The plan and comment links are available at http://mn.gov/dhs/about-dhs/public-participation.jsp DHS regularly invites client, stakeholder and citizen involvement in its initiatives and proposed program changes.
The plan encompasses three broad reform efforts. First, it broadens supports to serve people in their homes and communities, increasing independence and avoiding reliance on more intensive, expensive services. Second, it engages consumers in their care by providing more choice and opportunities for self-direction. Third, it furthers DHS’s health reform agenda through integration of primary and behavioral health and direct contracting with providers for better health outcomes.
The plan is a result of bipartisan legislation and part of the 2011 budget agreement. It is designed to be budget neutral in the short term and to produce savings in the long term.

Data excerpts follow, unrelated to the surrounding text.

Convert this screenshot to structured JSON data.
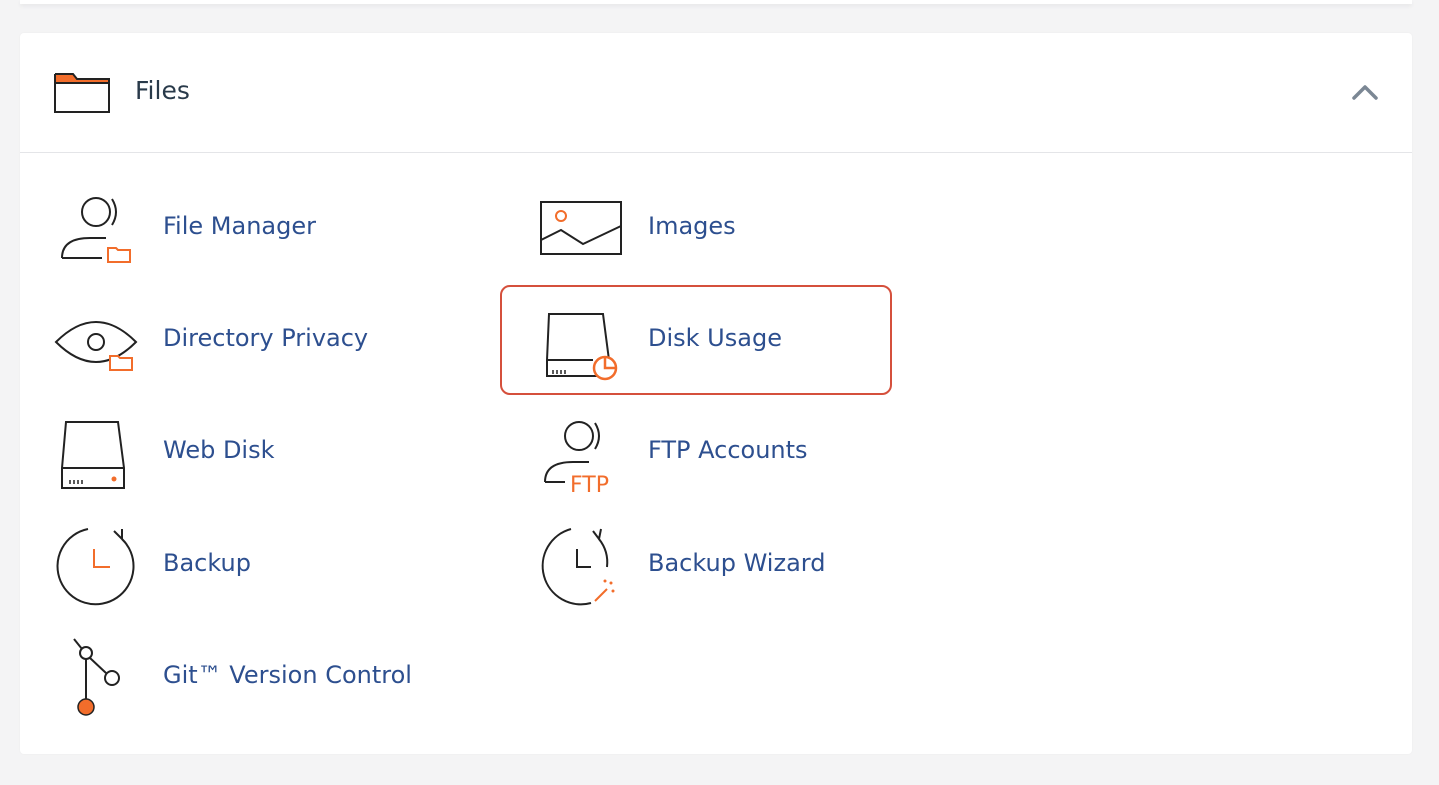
{
  "section": {
    "title": "Files",
    "collapse_icon": "chevron-up-icon"
  },
  "items": [
    {
      "label": "File Manager",
      "icon": "file-manager-icon"
    },
    {
      "label": "Images",
      "icon": "images-icon"
    },
    {
      "label": "Directory Privacy",
      "icon": "directory-privacy-icon"
    },
    {
      "label": "Disk Usage",
      "icon": "disk-usage-icon",
      "highlighted": true
    },
    {
      "label": "Web Disk",
      "icon": "web-disk-icon"
    },
    {
      "label": "FTP Accounts",
      "icon": "ftp-accounts-icon"
    },
    {
      "label": "Backup",
      "icon": "backup-icon"
    },
    {
      "label": "Backup Wizard",
      "icon": "backup-wizard-icon"
    },
    {
      "label": "Git™ Version Control",
      "icon": "git-version-control-icon"
    }
  ],
  "ftp_icon_text": "FTP",
  "colors": {
    "link": "#2d4f8f",
    "accent": "#f26d2b",
    "highlight_border": "#d5503c",
    "icon_stroke": "#222222"
  }
}
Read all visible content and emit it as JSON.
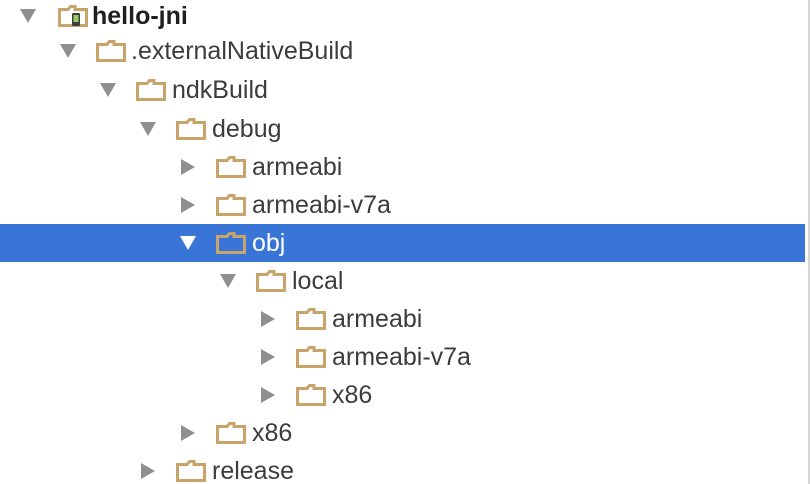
{
  "project_tree": {
    "root": {
      "label": "hello-jni",
      "expanded": true,
      "icon": "module-folder-icon"
    },
    "nodes": [
      {
        "id": "externalNativeBuild",
        "label": ".externalNativeBuild",
        "expanded": true,
        "icon": "folder-icon"
      },
      {
        "id": "ndkBuild",
        "label": "ndkBuild",
        "expanded": true,
        "icon": "folder-icon"
      },
      {
        "id": "debug",
        "label": "debug",
        "expanded": true,
        "icon": "folder-icon"
      },
      {
        "id": "debug-armeabi",
        "label": "armeabi",
        "expanded": false,
        "icon": "folder-icon"
      },
      {
        "id": "debug-armeabi-v7a",
        "label": "armeabi-v7a",
        "expanded": false,
        "icon": "folder-icon"
      },
      {
        "id": "obj",
        "label": "obj",
        "expanded": true,
        "selected": true,
        "icon": "folder-icon"
      },
      {
        "id": "local",
        "label": "local",
        "expanded": true,
        "icon": "folder-icon"
      },
      {
        "id": "local-armeabi",
        "label": "armeabi",
        "expanded": false,
        "icon": "folder-icon"
      },
      {
        "id": "local-armeabi-v7a",
        "label": "armeabi-v7a",
        "expanded": false,
        "icon": "folder-icon"
      },
      {
        "id": "local-x86",
        "label": "x86",
        "expanded": false,
        "icon": "folder-icon"
      },
      {
        "id": "debug-x86",
        "label": "x86",
        "expanded": false,
        "icon": "folder-icon"
      },
      {
        "id": "release",
        "label": "release",
        "expanded": false,
        "icon": "folder-icon"
      }
    ]
  },
  "colors": {
    "selection": "#3875d7",
    "folder": "#c8a46a",
    "arrow": "#8f8f8f",
    "text": "#3c3c3c"
  }
}
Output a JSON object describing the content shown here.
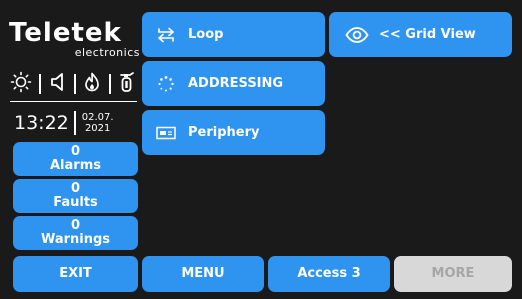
{
  "brand": {
    "logo_text": "Teletek",
    "logo_subtext": "electronics"
  },
  "status_icons": [
    "sun-icon",
    "speaker-icon",
    "fire-icon",
    "extinguisher-icon"
  ],
  "clock": {
    "time": "13:22",
    "date_line1": "02.07.",
    "date_line2": "2021"
  },
  "counters": [
    {
      "count": "0",
      "label": "Alarms"
    },
    {
      "count": "0",
      "label": "Faults"
    },
    {
      "count": "0",
      "label": "Warnings"
    }
  ],
  "menu": {
    "loop": "Loop",
    "addressing": "ADDRESSING",
    "periphery": "Periphery",
    "grid_view": "<< Grid View"
  },
  "bottom_bar": {
    "exit": "EXIT",
    "menu": "MENU",
    "access": "Access 3",
    "more": "MORE"
  },
  "colors": {
    "accent": "#2f93f0",
    "background": "#1a1a1a",
    "disabled": "#d8d8d8",
    "disabled_text": "#a6a6a6"
  }
}
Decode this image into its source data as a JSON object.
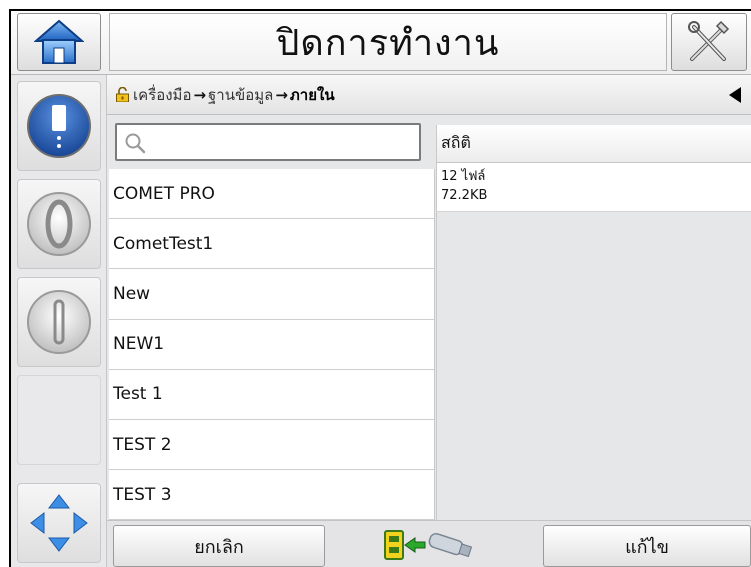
{
  "header": {
    "title": "ปิดการทำงาน",
    "home_icon": "home-icon",
    "tools_icon": "tools-icon"
  },
  "sidebar": {
    "items": [
      {
        "name": "ink-icon",
        "state": "active"
      },
      {
        "name": "start-icon",
        "state": "inactive"
      },
      {
        "name": "stop-icon",
        "state": "inactive"
      },
      {
        "name": "empty",
        "state": "empty"
      },
      {
        "name": "navigation-icon",
        "state": "inactive"
      }
    ]
  },
  "breadcrumb": {
    "segments": [
      "เครื่องมือ",
      "ฐานข้อมูล",
      "ภายใน"
    ],
    "arrow": "→"
  },
  "search": {
    "placeholder": "",
    "value": ""
  },
  "list": {
    "items": [
      "COMET PRO",
      "CometTest1",
      "New",
      "NEW1",
      "Test 1",
      "TEST 2",
      "TEST 3"
    ]
  },
  "stats": {
    "header": "สถิติ",
    "files": "12 ไฟล์",
    "size": "72.2KB"
  },
  "footer": {
    "cancel_label": "ยกเลิก",
    "edit_label": "แก้ไข",
    "transfer_icon": "usb-transfer-icon"
  },
  "colors": {
    "accent_blue": "#1f56a8",
    "background": "#e6e7e9",
    "transfer_green": "#2aa82a"
  }
}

“This plan will give people more choice, get them services earlier and in less costly settings and help secure the stability of our programs for years to come,” said Commissioner Lucinda Jesson. “We thank the many stakeholders included in the development and will need their continued involvement in finalizing the plan for submission.”

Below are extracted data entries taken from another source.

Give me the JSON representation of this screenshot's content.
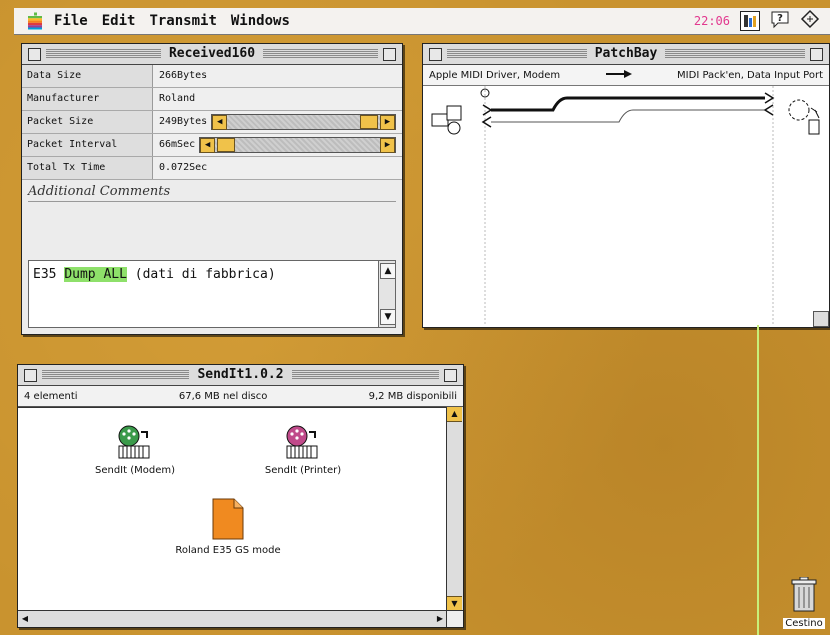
{
  "menubar": {
    "items": [
      "File",
      "Edit",
      "Transmit",
      "Windows"
    ],
    "clock": "22:06"
  },
  "received": {
    "title": "Received160",
    "rows": [
      {
        "label": "Data Size",
        "value": "266Bytes"
      },
      {
        "label": "Manufacturer",
        "value": "Roland"
      },
      {
        "label": "Packet Size",
        "value": "249Bytes"
      },
      {
        "label": "Packet Interval",
        "value": "66mSec"
      },
      {
        "label": "Total Tx Time",
        "value": "0.072Sec"
      }
    ],
    "comments_label": "Additional Comments",
    "comments_pre": "E35 ",
    "comments_highlight": "Dump ALL",
    "comments_post": " (dati di fabbrica)"
  },
  "patchbay": {
    "title": "PatchBay",
    "source": "Apple MIDI Driver, Modem",
    "destination": "MIDI Pack'en, Data Input Port"
  },
  "sendit": {
    "title": "SendIt1.0.2",
    "items_count": "4 elementi",
    "disk_used": "67,6 MB nel disco",
    "disk_free": "9,2 MB disponibili",
    "files": [
      {
        "label": "SendIt (Modem)",
        "icon": "midi-modem-icon",
        "color": "#3a9a4a"
      },
      {
        "label": "SendIt (Printer)",
        "icon": "midi-printer-icon",
        "color": "#c04a8a"
      },
      {
        "label": "Roland E35 GS mode",
        "icon": "document-icon",
        "color": "#f08a20"
      }
    ]
  },
  "trash": {
    "label": "Cestino"
  },
  "colors": {
    "desktop": "#c9932f",
    "highlight": "#8ee06a",
    "scroll_accent": "#f0c24a"
  }
}
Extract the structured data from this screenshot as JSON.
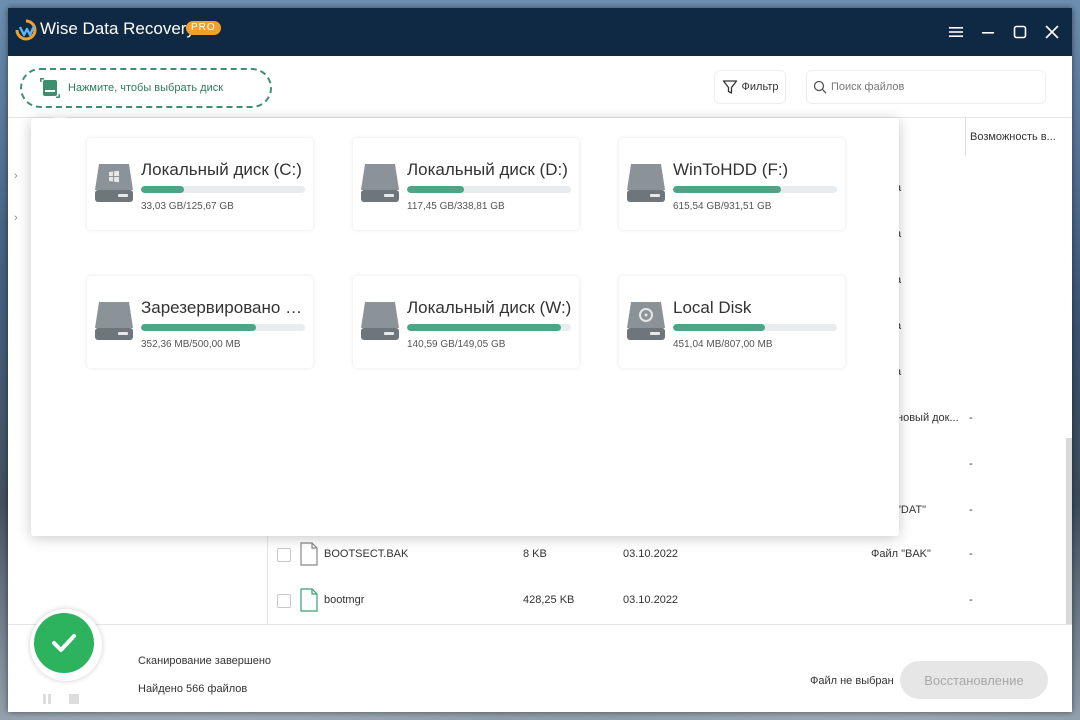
{
  "app": {
    "title": "Wise Data Recovery",
    "badge": "PRO"
  },
  "toolbar": {
    "disk_select_label": "Нажмите, чтобы выбрать диск",
    "filter_label": "Фильтр",
    "search_placeholder": "Поиск файлов"
  },
  "list": {
    "column_recoverability": "Возможность в...",
    "fragment_cells": [
      "а",
      "а",
      "а",
      "а",
      "а"
    ],
    "partial_rows": [
      {
        "type": "новый док...",
        "recoverability": "-"
      },
      {
        "type": "",
        "recoverability": "-"
      },
      {
        "type": "\"DAT\"",
        "recoverability": "-"
      }
    ],
    "rows": [
      {
        "name": "BOOTSECT.BAK",
        "size": "8 KB",
        "date": "03.10.2022",
        "type": "Файл \"BAK\"",
        "recoverability": "-"
      },
      {
        "name": "bootmgr",
        "size": "428,25 KB",
        "date": "03.10.2022",
        "type": "",
        "recoverability": "-"
      }
    ]
  },
  "disks": [
    {
      "name": "Локальный диск (C:)",
      "size": "33,03 GB/125,67 GB",
      "used": 0.26,
      "icon": "windows-drive-icon"
    },
    {
      "name": "Локальный диск (D:)",
      "size": "117,45 GB/338,81 GB",
      "used": 0.35,
      "icon": "hard-drive-icon"
    },
    {
      "name": "WinToHDD (F:)",
      "size": "615,54 GB/931,51 GB",
      "used": 0.66,
      "icon": "hard-drive-icon"
    },
    {
      "name": "Зарезервировано системой",
      "size": "352,36 MB/500,00 MB",
      "used": 0.7,
      "icon": "hard-drive-icon"
    },
    {
      "name": "Локальный диск (W:)",
      "size": "140,59 GB/149,05 GB",
      "used": 0.94,
      "icon": "hard-drive-icon"
    },
    {
      "name": "Local Disk",
      "size": "451,04 MB/807,00 MB",
      "used": 0.56,
      "icon": "optical-drive-icon"
    }
  ],
  "status": {
    "scan_complete": "Сканирование завершено",
    "found": "Найдено 566 файлов",
    "no_file_selected": "Файл не выбран",
    "restore_label": "Восстановление"
  },
  "colors": {
    "titlebar": "#0f2944",
    "accent": "#4ea585",
    "success": "#2db35d",
    "badge": "#f0a12d"
  }
}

A major portion of the plan seeks to revamp Minnesota’s home and community-based services for seniors and people with disabilities. Currently, many participants with complex conditions are on a waiting list or are not eligible for certain services. Making more flexible community supports accessible to a broader group of people are a key part of this reform package. Individual assessments will result in personal budgets that fit the individual person, rather than a set list of predetermined services. Enrollees will then be able to participate in directing those budgeted dollars, enabling more choice of services and caregivers. Other services in the proposal include employment supports and housing assistance to keep people connected to work and community.
“Minnesota is justifiably proud of our No. 1 national ranking for quality, access and affordability in our current home and community-based Medicaid services,” said Jesson. “But given the demographics of our state, we need to begin the next wave of change to be ready for 2020.”

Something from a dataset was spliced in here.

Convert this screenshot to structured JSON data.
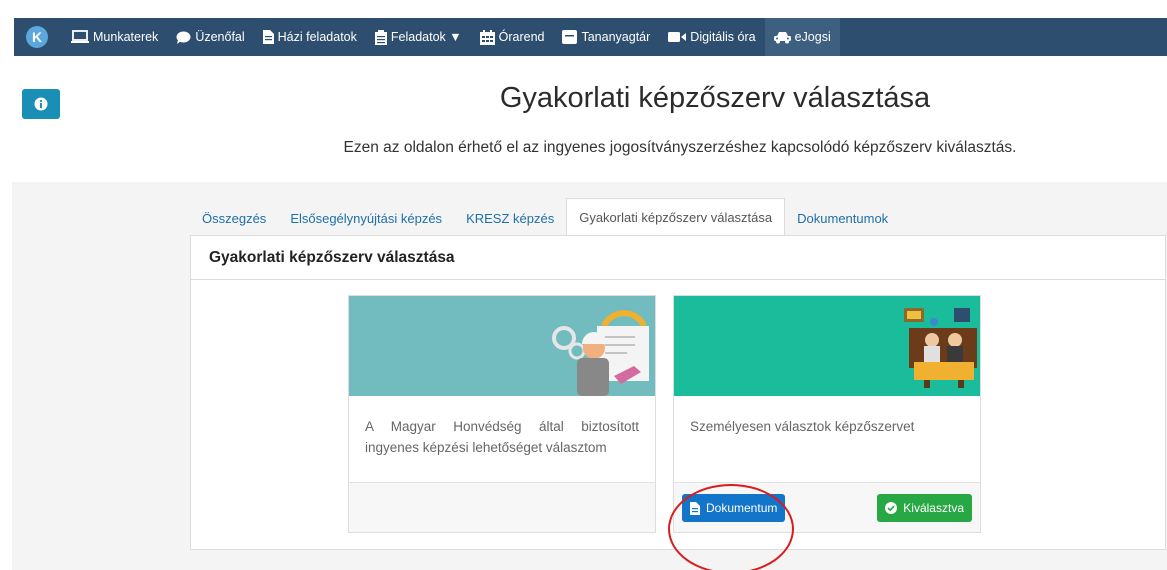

Many of the proposals in the plan require new federal approval, including a provision that would allow the state to contract directly with providers to care for people on publicly-funded health care programs. DHS is providing opportunities for public comment on the plan before mid-July, with the request for approval for certain policies from the federal Centers for Medicare and Medicaid Services (CMS) to be officially submitted July 31. It is expected that negotiations with CMS on the terms and conditions of this request would be completed in December and be reflected in Gov. Mark Dayton’s 2013 budget proposal to the Legislature.
A copy of the reform proposal and information on submitting comments is available on the DHS website.
In addition, two public hearings were held to provide stakeholders and other interested parties the opportunity to comment on the waiver request.